El papa Pío V había ordenado que las Cofradías del Rosario de Roma celebrasen una procesión, mientras en la flota cristiana los combatientes se preparaban para la batalla con oración y penitencia.
La tradición cuenta también que Pío V tuvo conocimiento de la victoria antes de que pudiera llegar la noticia a Roma. Este episodio procede de la tradición vinculada posteriormente a su proceso de canonización, por lo que conviene distinguir el relato piadoso de aquello que podemos documentar históricamente.
Lo que sí podemos seguir documentalmente es lo que sucedió después.
El 17 de marzo de 1572, Pío V estableció para aquel año una conmemoración de la victoria del 7 de octubre bajo el título de Santa María de la Victoria.
Pero aquella denominación no sería la que acabaría prevaleciendo.
En 1573, Gregorio XIII instituyó la fiesta del Rosario en aquellas iglesias que contasen con un altar dedicado a la Virgen bajo la advocación del Rosario.
Y aquí aparece con claridad la unión de las dos historias que hemos venido siguiendo.
La devoción del Rosario ya existía.
La advocación de la Virgen del Rosario también.
Lepanto no las creó, pero dio a ambas una nueva dimensión y contribuyó decisivamente a que la celebración quedara ligada al 7 de octubre.

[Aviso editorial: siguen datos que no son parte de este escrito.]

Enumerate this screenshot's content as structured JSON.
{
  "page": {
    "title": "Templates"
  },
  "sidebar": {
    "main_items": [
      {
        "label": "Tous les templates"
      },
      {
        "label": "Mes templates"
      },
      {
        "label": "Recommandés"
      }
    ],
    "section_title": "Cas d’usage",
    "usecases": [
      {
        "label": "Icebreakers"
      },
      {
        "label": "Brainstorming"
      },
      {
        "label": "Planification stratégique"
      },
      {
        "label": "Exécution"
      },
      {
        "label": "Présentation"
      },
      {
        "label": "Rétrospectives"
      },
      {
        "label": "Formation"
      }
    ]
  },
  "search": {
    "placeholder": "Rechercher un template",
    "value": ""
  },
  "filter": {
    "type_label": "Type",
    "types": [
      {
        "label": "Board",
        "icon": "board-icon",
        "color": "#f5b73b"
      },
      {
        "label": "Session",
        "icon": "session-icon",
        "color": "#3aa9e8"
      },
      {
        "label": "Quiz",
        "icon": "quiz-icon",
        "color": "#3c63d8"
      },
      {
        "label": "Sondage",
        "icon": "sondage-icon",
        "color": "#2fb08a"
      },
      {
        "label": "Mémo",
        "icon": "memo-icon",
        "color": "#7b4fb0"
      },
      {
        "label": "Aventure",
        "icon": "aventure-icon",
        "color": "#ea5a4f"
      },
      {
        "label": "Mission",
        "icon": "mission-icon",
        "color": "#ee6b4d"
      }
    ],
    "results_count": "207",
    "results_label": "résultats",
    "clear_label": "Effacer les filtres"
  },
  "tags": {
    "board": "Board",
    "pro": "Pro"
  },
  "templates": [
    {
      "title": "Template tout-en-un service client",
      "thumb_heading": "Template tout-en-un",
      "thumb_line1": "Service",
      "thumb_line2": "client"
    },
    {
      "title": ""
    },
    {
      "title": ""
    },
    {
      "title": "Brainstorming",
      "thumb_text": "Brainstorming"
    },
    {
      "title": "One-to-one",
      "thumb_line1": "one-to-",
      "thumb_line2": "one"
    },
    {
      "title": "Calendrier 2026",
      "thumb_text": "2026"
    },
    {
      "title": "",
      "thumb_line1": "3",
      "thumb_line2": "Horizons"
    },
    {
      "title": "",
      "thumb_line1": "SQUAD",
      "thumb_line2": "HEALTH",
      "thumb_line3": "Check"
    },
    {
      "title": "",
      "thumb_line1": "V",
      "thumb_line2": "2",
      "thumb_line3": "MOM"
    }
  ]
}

No es casual tampoco que en muchas representaciones de Nuestra Señora del Rosario aparezca la media luna bajo sus pies. Este elemento procede de una tradición iconográfica mariana anterior a Lepanto, pero después de la victoria de 1571 adquirió también una lectura simbólica: la del triunfo de la Cruz sobre la Media Luna otomana.
Con el paso del tiempo, la fiesta se extendería a otros territorios. En España lo haría posteriormente y, más adelante, la celebración acabaría extendiéndose a toda la Iglesia.
Así, una devoción que había nacido y crecido lentamente durante siglos terminó adquiriendo una fecha propia, una celebración litúrgica y una advocación mariana que conocemos hoy como Nuestra Señora del Rosario.
Y de aquel largo recorrido volvemos finalmente al lugar desde donde comenzamos.
Hay, además, un detalle en el propio nombre que resulta especialmente sugerente ahora que se prepara una Petalá para la Virgen.
A Alano de la Roche, o Alano de Rupe, se atribuye la difusión del término «Rosario» aplicado a esta devoción mariana, en sustitución de expresiones anteriores como «salterio de las aves». La palabra hace referencia a la rosa y, en la tradición espiritual, las oraciones ofrecidas a la Virgen fueron comparadas con un puñado de rosas.
De ahí esa antigua imagen del Rosario como una ofrenda de rosas a María.
Y quizá por eso resulta especialmente apropiado volver al principio: dentro de unos días serán precisamente los pétalos los que acompañen a la Virgen del Rosario en su salida procesional.
Una imagen sencilla que, sin pretenderlo, nos devuelve al
significado más antiguo y poético del nombre que lleva esta
advocación.

Aprovecho este momento para dedicar también mi reconocimiento y mi recuerdo al padre Enrique Albendín, un sacerdote muy vinculado a la cultura y a la enseñanza, cuyo recuerdo ha vuelto a mí al escribir sobre Nuestra Señora del Rosario.
ResponderEliminarY, con él, me vienen otros nombres: Victorio Molina Pastoriza; el salesiano Ernesto Salgado, profesor en los Salesianos y párroco de Santiago Apóstol; Juan Manuel Benítez; Juan Enrique Sánchez Moreno y Rafael Navarro Acuña, junto a otros que estuvieron y están y que, de una u otra forma, han unido su labor sacerdotal a la enseñanza, el estudio y la cultura.
No pretendo hacer una relación ni establecer categorías. Es solamente un recuerdo y un pequeño homenaje a quienes también forman parte de la memoria de La Línea.